1.2 Generate the PDDL.

python main.py --problem ARC_Problem_Folder --out_dir Output_Folder --type Object_Centric_Type

For exmaple:

 cd ARC-PDDL
 python main.py --problem ./ARC-master/data/training/ --out_dir ../ARC-Planner/new_color_task --type recolor.txt
  1. Progran Synthesis

2.1 compile the planner for program synthesis and validation.

 cd ARC-Planner
./scripts/compile_main.sh
./scripts/compile_validator.sh

2.2. Search a program for an ARC task.

./main.bin GP_Planner Program_Line_Number Novelty_Threshold Pointer_Indices Training_Folder Testing_Folder Heuristics

Note: different pointer_indices are separated by commas, such as no1:node,no2:node

For exmaple:

./main.bin PGP 3 1 no1:node ./new_color_task/67385a82/cc4_training/ ./new_color_task/67385a82/cc4_testing/ hp hln

The output should looks like:

[INFO] SOLUTION FOUND!!!
[INFO] Expanded nodes: 26
[INFO] Evaluated nodes: 177 (deadends: 123)
[INFO] Evaluated states: 56
0. check-condition(node-size(no1,size-1))
1. goto(3,!(( zf = 1 )))
2. update-color(no1,color-3,color-8)
3. inc(no1)
4. goto(0,!(( zf = 1 )))
5. end

Note: check-condition is the same as the test instruction mentioned in our paper.

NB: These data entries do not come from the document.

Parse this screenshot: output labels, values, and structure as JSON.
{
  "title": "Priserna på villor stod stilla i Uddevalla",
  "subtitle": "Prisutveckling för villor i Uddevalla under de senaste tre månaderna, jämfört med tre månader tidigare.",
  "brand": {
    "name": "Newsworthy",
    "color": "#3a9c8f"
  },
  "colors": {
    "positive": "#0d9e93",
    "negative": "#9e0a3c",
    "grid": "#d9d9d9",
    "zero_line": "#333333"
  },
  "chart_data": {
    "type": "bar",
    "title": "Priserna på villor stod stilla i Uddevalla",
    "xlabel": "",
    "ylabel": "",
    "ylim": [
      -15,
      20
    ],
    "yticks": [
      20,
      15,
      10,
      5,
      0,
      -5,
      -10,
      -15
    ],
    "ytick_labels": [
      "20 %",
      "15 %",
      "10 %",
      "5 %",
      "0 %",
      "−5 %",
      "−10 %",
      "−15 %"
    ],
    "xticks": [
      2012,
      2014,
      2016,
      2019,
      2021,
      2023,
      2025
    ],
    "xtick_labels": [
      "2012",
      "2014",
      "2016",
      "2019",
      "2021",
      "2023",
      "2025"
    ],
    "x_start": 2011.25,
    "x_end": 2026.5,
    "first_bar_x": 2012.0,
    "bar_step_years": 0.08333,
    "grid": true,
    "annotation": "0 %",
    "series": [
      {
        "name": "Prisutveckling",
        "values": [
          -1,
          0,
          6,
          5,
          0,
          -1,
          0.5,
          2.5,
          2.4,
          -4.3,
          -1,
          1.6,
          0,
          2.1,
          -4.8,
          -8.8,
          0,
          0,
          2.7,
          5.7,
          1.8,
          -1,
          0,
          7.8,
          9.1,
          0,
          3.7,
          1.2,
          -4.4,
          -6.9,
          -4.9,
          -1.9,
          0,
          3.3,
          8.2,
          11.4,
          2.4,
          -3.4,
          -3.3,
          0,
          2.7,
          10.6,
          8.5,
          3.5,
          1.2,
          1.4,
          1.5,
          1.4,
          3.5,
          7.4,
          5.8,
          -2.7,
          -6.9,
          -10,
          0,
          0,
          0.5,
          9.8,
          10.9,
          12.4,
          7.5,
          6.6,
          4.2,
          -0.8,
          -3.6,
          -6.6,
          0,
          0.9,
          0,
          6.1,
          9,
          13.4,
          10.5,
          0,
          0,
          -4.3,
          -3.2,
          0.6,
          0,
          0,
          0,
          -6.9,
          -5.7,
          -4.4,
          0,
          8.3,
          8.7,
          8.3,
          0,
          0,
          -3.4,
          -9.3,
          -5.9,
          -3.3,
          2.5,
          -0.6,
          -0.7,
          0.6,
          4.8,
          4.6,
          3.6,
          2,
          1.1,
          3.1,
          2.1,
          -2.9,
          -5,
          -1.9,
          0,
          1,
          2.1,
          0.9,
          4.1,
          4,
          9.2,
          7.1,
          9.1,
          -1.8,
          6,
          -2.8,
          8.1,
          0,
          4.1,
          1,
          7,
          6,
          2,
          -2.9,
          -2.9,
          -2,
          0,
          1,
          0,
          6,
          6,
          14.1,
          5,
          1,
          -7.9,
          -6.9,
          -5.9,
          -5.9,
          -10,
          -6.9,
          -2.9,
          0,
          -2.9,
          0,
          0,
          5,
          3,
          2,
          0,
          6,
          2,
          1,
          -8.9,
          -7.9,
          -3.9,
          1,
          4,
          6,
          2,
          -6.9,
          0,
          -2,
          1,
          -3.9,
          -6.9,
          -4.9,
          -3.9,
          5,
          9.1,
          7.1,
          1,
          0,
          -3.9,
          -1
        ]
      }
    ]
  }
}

They will be merged in the next version.

Heuristics can be none so default heuristics will be used (hp hln).

The generated results will be saved under ./experiments/ folder. Every experiment has a ".out" file, if it finds a solution also generates a ".prog" file with the planning program.

  1. Validate the output program.

    ./validator.bin Program_Solution Testing_Folder Pointer_Indices

For example:

./validator.bin ./experiments/67385a82_cc4_training_no1_3_1_hp_hln.prog ./new_color_task/67385a82/cc4_testing/ no1:node

All validations should finish with an [INFO] GOAL ACHIEVED! Great! You have computed your first planning program :-).